Dans la théologie islamique et d'un point de vue historique, l'arabe est bien plus qu'un simple outil de communication ; c'est une langue sacrée et choisie à travers laquelle la révélation divine a été descendue sur Terre. Le fait qu'elle soit la langue originelle du Saint Coran en fait pour les musulmans non seulement un lexique, mais une partie intégrante de la foi et la pierre angulaire de l'adoration. Chaque verset, chaque mot et même chaque lettre incarne les caractéristiques uniques de l'arabe : la balaghah (éloquence), l'i’jaz (inimitabilité) et la fasahah (fluidité). Cette langue est un pont vivant qui maintient inaltérable le lien de la Oumma avec la révélation. Notre Prophète (PSL) a conseillé à sa communauté de réciter et de comprendre le Coran en arabe et d'en maîtriser les subtilités. C'est parce que l'arabe possède une profondeur mathématique et littéraire capable de préserver les nuances les plus délicates du message divin.

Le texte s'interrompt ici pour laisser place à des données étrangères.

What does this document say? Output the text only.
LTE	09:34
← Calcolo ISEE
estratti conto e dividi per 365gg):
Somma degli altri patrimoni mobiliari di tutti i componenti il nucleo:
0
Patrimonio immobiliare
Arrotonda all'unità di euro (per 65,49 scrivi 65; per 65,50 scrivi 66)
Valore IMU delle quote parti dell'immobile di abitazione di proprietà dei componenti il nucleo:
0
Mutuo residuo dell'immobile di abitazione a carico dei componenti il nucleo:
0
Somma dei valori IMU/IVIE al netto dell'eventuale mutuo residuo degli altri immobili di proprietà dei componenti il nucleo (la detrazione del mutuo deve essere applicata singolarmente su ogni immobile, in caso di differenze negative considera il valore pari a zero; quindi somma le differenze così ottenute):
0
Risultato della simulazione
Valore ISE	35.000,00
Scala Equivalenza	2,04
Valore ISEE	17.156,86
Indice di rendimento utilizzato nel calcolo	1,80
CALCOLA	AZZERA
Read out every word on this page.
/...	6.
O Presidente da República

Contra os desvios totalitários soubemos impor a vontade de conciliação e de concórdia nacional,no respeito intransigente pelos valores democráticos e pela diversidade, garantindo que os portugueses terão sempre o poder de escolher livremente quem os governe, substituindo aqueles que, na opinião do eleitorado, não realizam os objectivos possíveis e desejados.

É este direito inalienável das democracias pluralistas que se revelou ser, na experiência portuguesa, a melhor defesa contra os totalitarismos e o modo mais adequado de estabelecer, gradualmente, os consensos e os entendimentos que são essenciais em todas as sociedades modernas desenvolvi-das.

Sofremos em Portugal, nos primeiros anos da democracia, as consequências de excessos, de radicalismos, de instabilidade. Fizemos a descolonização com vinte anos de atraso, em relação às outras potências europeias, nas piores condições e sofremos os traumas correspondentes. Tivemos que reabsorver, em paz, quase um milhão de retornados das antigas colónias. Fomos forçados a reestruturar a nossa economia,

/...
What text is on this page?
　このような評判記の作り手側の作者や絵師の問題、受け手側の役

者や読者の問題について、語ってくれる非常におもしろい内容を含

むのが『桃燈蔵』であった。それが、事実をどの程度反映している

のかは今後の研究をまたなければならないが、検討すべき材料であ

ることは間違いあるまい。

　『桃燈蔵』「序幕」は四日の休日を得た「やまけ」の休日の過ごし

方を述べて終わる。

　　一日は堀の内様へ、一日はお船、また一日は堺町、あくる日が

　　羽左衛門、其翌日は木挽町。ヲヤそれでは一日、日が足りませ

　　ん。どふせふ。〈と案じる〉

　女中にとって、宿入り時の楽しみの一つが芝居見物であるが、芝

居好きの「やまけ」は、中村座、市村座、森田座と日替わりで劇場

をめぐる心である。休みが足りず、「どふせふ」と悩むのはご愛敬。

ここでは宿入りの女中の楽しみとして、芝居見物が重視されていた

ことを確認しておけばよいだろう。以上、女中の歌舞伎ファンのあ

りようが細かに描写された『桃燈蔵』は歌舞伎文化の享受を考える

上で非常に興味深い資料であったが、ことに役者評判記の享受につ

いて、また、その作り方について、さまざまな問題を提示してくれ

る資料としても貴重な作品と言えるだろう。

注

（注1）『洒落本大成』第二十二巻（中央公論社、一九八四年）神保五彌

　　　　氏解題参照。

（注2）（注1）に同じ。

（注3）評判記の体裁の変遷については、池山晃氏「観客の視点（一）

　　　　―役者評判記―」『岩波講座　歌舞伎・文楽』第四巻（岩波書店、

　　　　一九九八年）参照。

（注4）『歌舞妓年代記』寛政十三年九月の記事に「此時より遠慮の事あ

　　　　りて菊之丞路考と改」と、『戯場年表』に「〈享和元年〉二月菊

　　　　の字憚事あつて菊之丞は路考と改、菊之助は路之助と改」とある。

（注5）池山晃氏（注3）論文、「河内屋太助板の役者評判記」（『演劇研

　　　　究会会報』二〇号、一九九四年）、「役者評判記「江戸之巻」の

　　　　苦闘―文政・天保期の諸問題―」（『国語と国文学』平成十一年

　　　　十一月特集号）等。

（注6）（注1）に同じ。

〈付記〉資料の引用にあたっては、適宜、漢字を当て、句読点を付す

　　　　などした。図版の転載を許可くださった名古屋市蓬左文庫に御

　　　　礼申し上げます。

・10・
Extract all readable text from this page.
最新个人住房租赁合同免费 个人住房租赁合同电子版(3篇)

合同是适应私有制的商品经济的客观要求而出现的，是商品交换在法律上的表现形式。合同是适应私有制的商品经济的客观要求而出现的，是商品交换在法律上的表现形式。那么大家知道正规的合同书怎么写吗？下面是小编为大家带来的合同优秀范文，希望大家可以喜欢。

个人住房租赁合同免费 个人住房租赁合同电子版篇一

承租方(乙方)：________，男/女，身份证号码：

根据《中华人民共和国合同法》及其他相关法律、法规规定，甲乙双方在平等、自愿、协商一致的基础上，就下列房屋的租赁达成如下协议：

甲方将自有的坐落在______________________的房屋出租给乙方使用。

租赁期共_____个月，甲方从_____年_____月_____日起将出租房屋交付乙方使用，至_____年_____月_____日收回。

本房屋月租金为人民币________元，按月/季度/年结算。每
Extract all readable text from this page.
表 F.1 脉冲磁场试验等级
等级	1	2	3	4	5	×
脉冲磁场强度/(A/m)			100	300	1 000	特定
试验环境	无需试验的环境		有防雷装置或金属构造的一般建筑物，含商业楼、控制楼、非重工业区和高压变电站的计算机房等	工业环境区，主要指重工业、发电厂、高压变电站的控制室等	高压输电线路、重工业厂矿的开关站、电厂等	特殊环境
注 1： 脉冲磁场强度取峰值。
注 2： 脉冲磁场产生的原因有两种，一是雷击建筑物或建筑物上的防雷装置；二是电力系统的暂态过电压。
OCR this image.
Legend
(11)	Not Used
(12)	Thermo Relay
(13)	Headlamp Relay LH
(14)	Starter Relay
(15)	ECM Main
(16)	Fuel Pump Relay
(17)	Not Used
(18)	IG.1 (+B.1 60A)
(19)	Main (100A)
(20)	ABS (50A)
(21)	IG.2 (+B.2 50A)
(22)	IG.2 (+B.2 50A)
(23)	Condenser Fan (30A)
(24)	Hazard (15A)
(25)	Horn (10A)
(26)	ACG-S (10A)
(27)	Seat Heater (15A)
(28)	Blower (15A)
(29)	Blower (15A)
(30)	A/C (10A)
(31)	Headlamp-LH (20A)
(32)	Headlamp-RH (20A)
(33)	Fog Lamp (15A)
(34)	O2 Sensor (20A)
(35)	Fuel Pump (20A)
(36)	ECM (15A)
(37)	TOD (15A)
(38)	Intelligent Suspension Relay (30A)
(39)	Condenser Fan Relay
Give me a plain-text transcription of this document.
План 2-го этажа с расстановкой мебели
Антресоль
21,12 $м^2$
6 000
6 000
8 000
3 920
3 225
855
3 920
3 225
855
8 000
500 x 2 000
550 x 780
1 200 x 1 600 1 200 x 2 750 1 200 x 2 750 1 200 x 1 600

Pendant des siècles, l'arabe a régné comme langue de la science sur une vaste géographie s'étendant de Bagdad à l'Andalousie, et de Samarcande au Caire. L'immense patrimoine de la civilisation islamique — recueils de hadiths, méthodologies jurisprudentielles et profondeurs exégétiques — a été largement rédigé dans cette langue. L'arabe a uni des savants musulmans d'origines ethniques diverses autour d'une terminologie commune ; des milliers de penseurs, d'Ibn Sina à Al-Ghazali, ont produit des œuvres en utilisant les potentialités de cette langue, bâtissant ainsi un héritage culturel mondial. Cette langue est la mémoire intellectuelle du monde islamique. Connaître l'arabe, c'est ouvrir la porte d'une bibliothèque millénaire.

La révélation du Saint Coran en arabe sert de preuve que la langue elle-même est un miracle. Les structures de sens à plusieurs niveaux que l'on trouve même dans les sourates les plus courtes sont rendues possibles par la richesse grammaticale et la capacité de dérivation des mots de l'arabe. Le concept connu sous le nom d'I’jaz al-Quran est directement lié à la supériorité rhétorique de l'arabe. Pour un musulman, apprendre l'arabe signifie pénétrer l'âme des sourates récitées pendant la prière et ressentir la résonance du dhikr dans le cœur. Réciter la Fatiha pendant la prière avec la profondeur de sens de sa langue originelle porte le khushu (humilité) dans l'adoration à son apogée. Lorsqu'un individu saisit le sens d'un verset directement dans cette langue, le cœur devient un destinataire direct de la parole divine, accélérant ainsi la transformation spirituelle.
L'arabe n'était pas seulement la langue des textes religieux, mais aussi la langue universelle de la science et de la philosophie tout au long du Moyen Âge. La philosophie grecque antique a été traduite en arabe ; des milliers de nouveaux termes dans des domaines tels que les mathématiques, la médecine et l'astronomie ont été introduits dans la science mondiale via l'arabe. Les règles de la nahw (syntaxe) et de la sarf (morphologie) ont développé la logique et les capacités méthodologiques des penseurs musulmans. Apprendre l'arabe confère à l'individu une structure de pensée disciplinée. Aujourd'hui, langue maternelle de plus de 400 millions de personnes, l'arabe occupe une importance stratégique dans le monde moderne en tant qu'une des langues officielles des Nations Unies. Cette langue, qui renforce les liens de fraternité entre les musulmans sur un socle linguistique, est la clé la plus fiable s'ouvrant sur la révélation.